Normal operation: 1% sampling, minimal overhead
Error tracking: All errors captured by Sentry
Emergency debugging: Feature flag enables 100% sampling for troubleshooting
Authorized tracing: Specific requests can be force-traced
Environment-aware: Different sampling in dev/staging/production

Common production tracing mistakes:

Over-instrumenting: Creating spans for every function call
Fix: Focus on service boundaries and slow operations
No sampling: Tracing 100% of production traffic
Fix: Start with 1-5% sampling, increase only if needed
Blocking exports: Sending traces synchronously
Fix: Always use async/batch span processors
No PII redaction: Logging sensitive user data
Fix: Redact credit cards, passwords, emails in traces
Ignoring overhead: Not monitoring tracing performance impact
Fix: Alert if tracing adds > 5ms to request latency
No off switch: Can't disable tracing without redeployment
Fix: Use feature flags for quick disable
Alert fatigue: Creating alerts for every slow request
Fix: Alert on p95/p99 latency, not individual requests

The production tracing philosophy:

Sample smartly: Trace enough to catch issues, not so much you drown in data
Focus on signals: Errors, slow requests, and unusual patterns matter most
Automate response: Tracing should enable quick resolution, not just observation
Trust but verify: APM tools are helpful but verify with logs and metrics
Cost-conscious: Balance observability value against tool costs
Privacy-first: Redact PII automatically, not manually
Team-accessible: Everyone should be able to query traces, not just ops

Quick decision guide:

Question: How should I trace in production?

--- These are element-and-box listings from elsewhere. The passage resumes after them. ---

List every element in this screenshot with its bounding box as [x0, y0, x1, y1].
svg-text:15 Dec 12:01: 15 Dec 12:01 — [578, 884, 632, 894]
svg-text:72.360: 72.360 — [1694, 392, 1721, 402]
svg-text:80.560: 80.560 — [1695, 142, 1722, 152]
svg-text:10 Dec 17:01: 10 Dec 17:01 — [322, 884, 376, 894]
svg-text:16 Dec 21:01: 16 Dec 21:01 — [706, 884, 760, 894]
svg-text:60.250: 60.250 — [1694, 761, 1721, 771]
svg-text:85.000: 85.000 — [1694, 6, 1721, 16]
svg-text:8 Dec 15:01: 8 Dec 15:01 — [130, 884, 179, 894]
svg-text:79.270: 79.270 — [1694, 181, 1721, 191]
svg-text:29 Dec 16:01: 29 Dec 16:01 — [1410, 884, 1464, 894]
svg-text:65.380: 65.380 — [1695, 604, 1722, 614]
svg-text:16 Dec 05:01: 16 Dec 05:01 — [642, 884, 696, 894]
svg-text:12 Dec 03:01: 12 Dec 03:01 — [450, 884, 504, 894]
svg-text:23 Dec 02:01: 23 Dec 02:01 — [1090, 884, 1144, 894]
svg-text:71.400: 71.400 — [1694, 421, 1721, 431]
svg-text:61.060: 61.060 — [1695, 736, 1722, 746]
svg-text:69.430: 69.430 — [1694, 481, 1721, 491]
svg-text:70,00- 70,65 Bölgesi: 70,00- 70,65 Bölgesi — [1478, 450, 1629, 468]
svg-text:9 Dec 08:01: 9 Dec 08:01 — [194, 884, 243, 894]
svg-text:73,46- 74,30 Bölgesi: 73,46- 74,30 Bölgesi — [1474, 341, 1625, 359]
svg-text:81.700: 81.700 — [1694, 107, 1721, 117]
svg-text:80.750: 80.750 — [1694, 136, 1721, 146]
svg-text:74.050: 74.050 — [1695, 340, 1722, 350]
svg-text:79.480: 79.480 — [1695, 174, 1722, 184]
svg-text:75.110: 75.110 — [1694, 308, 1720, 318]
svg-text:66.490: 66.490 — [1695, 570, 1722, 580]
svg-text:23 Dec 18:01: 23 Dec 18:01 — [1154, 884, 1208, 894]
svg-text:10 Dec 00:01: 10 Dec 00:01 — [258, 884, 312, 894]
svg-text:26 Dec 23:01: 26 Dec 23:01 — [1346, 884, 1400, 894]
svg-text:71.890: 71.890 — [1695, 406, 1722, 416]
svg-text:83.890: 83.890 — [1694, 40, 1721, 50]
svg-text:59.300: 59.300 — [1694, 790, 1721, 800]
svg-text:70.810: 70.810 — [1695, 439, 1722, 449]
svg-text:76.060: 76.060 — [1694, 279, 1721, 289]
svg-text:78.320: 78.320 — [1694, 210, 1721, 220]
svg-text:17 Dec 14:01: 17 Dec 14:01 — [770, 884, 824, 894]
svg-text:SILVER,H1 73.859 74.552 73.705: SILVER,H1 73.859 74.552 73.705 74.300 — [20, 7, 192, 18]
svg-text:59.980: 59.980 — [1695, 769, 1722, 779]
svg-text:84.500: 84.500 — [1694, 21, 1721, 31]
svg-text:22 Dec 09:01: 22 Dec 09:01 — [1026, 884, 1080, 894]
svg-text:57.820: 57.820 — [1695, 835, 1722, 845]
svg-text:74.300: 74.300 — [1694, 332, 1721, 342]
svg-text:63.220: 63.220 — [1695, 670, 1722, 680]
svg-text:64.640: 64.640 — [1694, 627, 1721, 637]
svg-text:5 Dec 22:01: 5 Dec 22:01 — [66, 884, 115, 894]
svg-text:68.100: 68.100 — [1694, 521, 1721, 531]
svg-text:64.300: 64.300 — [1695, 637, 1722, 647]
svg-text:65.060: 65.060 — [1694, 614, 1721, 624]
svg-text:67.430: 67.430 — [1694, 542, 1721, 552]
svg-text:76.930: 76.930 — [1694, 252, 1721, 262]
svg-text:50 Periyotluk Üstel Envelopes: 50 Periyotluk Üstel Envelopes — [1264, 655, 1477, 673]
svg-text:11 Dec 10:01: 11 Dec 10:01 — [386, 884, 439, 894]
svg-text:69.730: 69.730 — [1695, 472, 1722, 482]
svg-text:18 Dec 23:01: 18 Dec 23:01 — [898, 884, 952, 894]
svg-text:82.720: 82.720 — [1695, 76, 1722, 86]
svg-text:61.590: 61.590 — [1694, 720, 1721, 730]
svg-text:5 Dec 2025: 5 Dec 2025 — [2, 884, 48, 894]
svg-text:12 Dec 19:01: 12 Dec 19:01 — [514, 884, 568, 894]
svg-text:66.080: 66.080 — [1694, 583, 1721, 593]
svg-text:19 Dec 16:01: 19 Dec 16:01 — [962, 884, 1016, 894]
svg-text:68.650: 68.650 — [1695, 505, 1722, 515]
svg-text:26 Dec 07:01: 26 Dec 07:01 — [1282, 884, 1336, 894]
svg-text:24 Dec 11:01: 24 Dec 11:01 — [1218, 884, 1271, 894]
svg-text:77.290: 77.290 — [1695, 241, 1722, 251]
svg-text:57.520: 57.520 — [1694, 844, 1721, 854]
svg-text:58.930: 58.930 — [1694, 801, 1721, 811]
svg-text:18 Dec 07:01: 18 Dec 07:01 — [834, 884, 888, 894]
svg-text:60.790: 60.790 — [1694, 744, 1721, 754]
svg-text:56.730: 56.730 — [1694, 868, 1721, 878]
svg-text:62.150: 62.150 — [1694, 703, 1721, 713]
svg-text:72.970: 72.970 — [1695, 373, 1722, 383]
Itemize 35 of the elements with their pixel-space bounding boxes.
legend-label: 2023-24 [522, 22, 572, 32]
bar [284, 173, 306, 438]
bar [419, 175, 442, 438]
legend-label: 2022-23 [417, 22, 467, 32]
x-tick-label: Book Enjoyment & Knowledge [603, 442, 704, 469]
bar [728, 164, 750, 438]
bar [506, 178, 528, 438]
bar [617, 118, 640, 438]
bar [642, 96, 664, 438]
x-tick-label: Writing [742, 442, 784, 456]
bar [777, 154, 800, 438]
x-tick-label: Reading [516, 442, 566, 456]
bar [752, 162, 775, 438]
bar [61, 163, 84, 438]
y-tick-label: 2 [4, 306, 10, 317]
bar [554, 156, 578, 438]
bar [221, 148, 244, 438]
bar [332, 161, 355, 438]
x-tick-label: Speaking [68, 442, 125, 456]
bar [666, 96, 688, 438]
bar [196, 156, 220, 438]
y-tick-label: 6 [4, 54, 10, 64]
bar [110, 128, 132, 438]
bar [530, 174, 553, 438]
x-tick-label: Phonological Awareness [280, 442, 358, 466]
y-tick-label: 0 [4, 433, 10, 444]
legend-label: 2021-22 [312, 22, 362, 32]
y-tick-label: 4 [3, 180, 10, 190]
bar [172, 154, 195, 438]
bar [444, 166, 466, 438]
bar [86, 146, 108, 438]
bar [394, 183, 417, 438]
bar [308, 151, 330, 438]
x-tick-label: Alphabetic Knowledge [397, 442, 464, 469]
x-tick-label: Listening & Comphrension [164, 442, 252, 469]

Is this an active incident?

├─ Yes → Enable verbose tracing via feature flag (for affected users only)

└─ No

   ├─ Do you have < 100 req/sec?

   │  ├─ Yes → 10% sampling with free tools (Jaeger/Zipkin)

   │  └─ No

   │     ├─ Do you have budget ($100+/month)?

   │     │  ├─ Yes → Use APM tool (Sentry/DataDog/New Relic) with 1-5% sampling

   │     │  └─ No → Use OSS with 1% sampling + py-spy for ad-hoc profiling

   │     └─ Is this a one-time investigation?

   │        ├─ Yes → Attach py-spy for 60 seconds

   │        └─ No → Implement gradual sampling increase (1% → 5% → 10%)

Remember: The goal of production tracing isn't to capture everything—it's to capture enough to understand and resolve issues quickly. Start minimal, increase only when specific needs justify the overhead.